Experiment tracking for computation science

Closely-related problem, in this modern data-driven age: versioning and managing data, build tools.


Sacred is a tool to configure, organize, log and reproduce computational experiments. It is designed to introduce only minimal overhead, while encouraging modularity and configurability of experiments.

The ability to conveniently make experiments configurable is at the heart of Sacred. If the parameters of an experiment are exposed in this way, it will help you to:

  • keep track of all the parameters of your experiment
  • easily run your experiment for different settings
  • save configurations for individual runs in files or a database
  • reproduce your results


ML Metadata (MLMD) is a library for recording and retrieving metadata associated with ML developer and data scientist workflows. MLMD is an integral part of TensorFlow Extended (TFX), but is designed so that it can be used independently.

Every run of a production ML pipeline generates metadata containing information about the various pipeline components, their executions (e.g. training runs), and resulting artifacts(e.g. trained models). In the event of unexpected pipeline behavior or errors, this metadata can be leveraged to analyze the lineage of pipeline components and debug issues.Think of this metadata as the equivalent of logging in software development.

MLMD helps you understand and analyze all the interconnected parts of your ML pipeline instead of analyzing them in isolation and can help you answer questions about your ML pipeline such as:

  • Which dataset did the model train on?
  • What were the hyperparameters used to train the model?
  • Which pipeline run created the model?
  • Which training run led to this model?

Dr Watson

DrWatson is a scientific project assistant software package. Here is what it can do:

  • Project Setup : A universal project structure and functions that allow you to consistently and robustly navigate through your project, no matter where it is located on your hard drive.
  • Naming Simulations : A robust and deterministic scheme for naming and handling your containers.
  • Saving Tools : Tools for safely saving and loading your data, tagging the Git commit ID to your saved files, safety when tagging with dirty repos, and more.
  • Running & Listing Simulations: Tools for producing tables of existing simulations/data, adding new simulation results to the tables, preparing batch parameter containers, and more.

Think of these core aspects of DrWatson as independent islands connected by bridges. If you don’t like the approach of one of the islands, you don’t have to use it to take advantage of DrWatson!

Applications of DrWatson are demonstrated the Real World Examples page. All of these examples are taken from code of real scientific projects that use DrWatson.

Please note that DrWatson is not a data management system.


Lancet comes from neuroscience.

Lancet is designed to help you organize the output of your research tools, store it, and dissect the data you have collected. The output of a single simulation run or analysis rarely contains all the data you need; Lancet helps you generate data from many runs and analyse it using your own Python code.

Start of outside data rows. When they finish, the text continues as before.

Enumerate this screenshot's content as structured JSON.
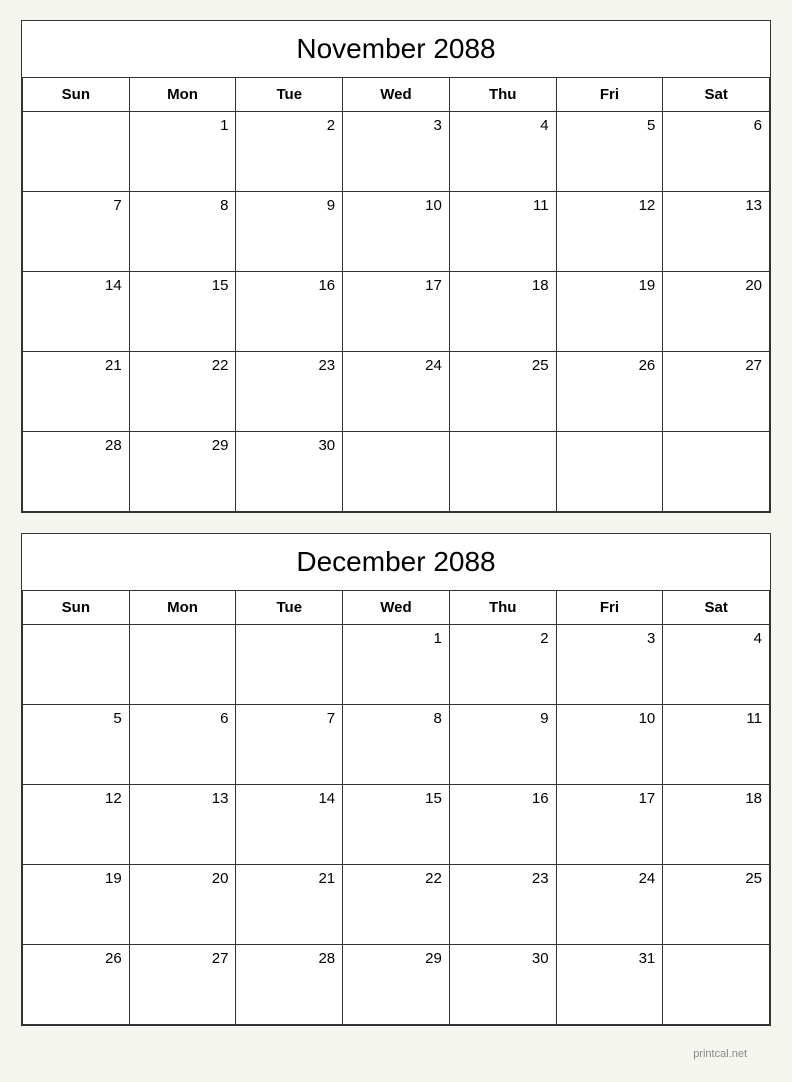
{
  "november": {
    "title": "November 2088",
    "headers": [
      "Sun",
      "Mon",
      "Tue",
      "Wed",
      "Thu",
      "Fri",
      "Sat"
    ],
    "weeks": [
      [
        {
          "day": "",
          "empty": true
        },
        {
          "day": "1"
        },
        {
          "day": "2"
        },
        {
          "day": "3"
        },
        {
          "day": "4"
        },
        {
          "day": "5"
        },
        {
          "day": "6"
        }
      ],
      [
        {
          "day": "7"
        },
        {
          "day": "8"
        },
        {
          "day": "9"
        },
        {
          "day": "10"
        },
        {
          "day": "11"
        },
        {
          "day": "12"
        },
        {
          "day": "13"
        }
      ],
      [
        {
          "day": "14"
        },
        {
          "day": "15"
        },
        {
          "day": "16"
        },
        {
          "day": "17"
        },
        {
          "day": "18"
        },
        {
          "day": "19"
        },
        {
          "day": "20"
        }
      ],
      [
        {
          "day": "21"
        },
        {
          "day": "22"
        },
        {
          "day": "23"
        },
        {
          "day": "24"
        },
        {
          "day": "25"
        },
        {
          "day": "26"
        },
        {
          "day": "27"
        }
      ],
      [
        {
          "day": "28"
        },
        {
          "day": "29"
        },
        {
          "day": "30"
        },
        {
          "day": "",
          "empty": true
        },
        {
          "day": "",
          "empty": true
        },
        {
          "day": "",
          "empty": true
        },
        {
          "day": "",
          "empty": true
        }
      ]
    ]
  },
  "december": {
    "title": "December 2088",
    "headers": [
      "Sun",
      "Mon",
      "Tue",
      "Wed",
      "Thu",
      "Fri",
      "Sat"
    ],
    "weeks": [
      [
        {
          "day": "",
          "empty": true
        },
        {
          "day": "",
          "empty": true
        },
        {
          "day": "",
          "empty": true
        },
        {
          "day": "1"
        },
        {
          "day": "2"
        },
        {
          "day": "3"
        },
        {
          "day": "4"
        }
      ],
      [
        {
          "day": "5"
        },
        {
          "day": "6"
        },
        {
          "day": "7"
        },
        {
          "day": "8"
        },
        {
          "day": "9"
        },
        {
          "day": "10"
        },
        {
          "day": "11"
        }
      ],
      [
        {
          "day": "12"
        },
        {
          "day": "13"
        },
        {
          "day": "14"
        },
        {
          "day": "15"
        },
        {
          "day": "16"
        },
        {
          "day": "17"
        },
        {
          "day": "18"
        }
      ],
      [
        {
          "day": "19"
        },
        {
          "day": "20"
        },
        {
          "day": "21"
        },
        {
          "day": "22"
        },
        {
          "day": "23"
        },
        {
          "day": "24"
        },
        {
          "day": "25"
        }
      ],
      [
        {
          "day": "26"
        },
        {
          "day": "27"
        },
        {
          "day": "28"
        },
        {
          "day": "29"
        },
        {
          "day": "30"
        },
        {
          "day": "31"
        },
        {
          "day": "",
          "empty": true
        }
      ]
    ]
  },
  "watermark": "printcal.net"
}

Its special selling point is that it integrates exploratory parameter sweeps. (can it do such interactively, I wonder?)

Parameter spaces often need to be explored for the purpose of plotting, tuning, or analysis. Lancet helps you extract the information you care about from potentially enormous volumes of data generated by such parameter exploration.

Natively supports the over-engineered campus jobs manager PlatformLSF, and it has a thoughtful workflow for reproducible notebook computation. Less focussed on the dependency management side.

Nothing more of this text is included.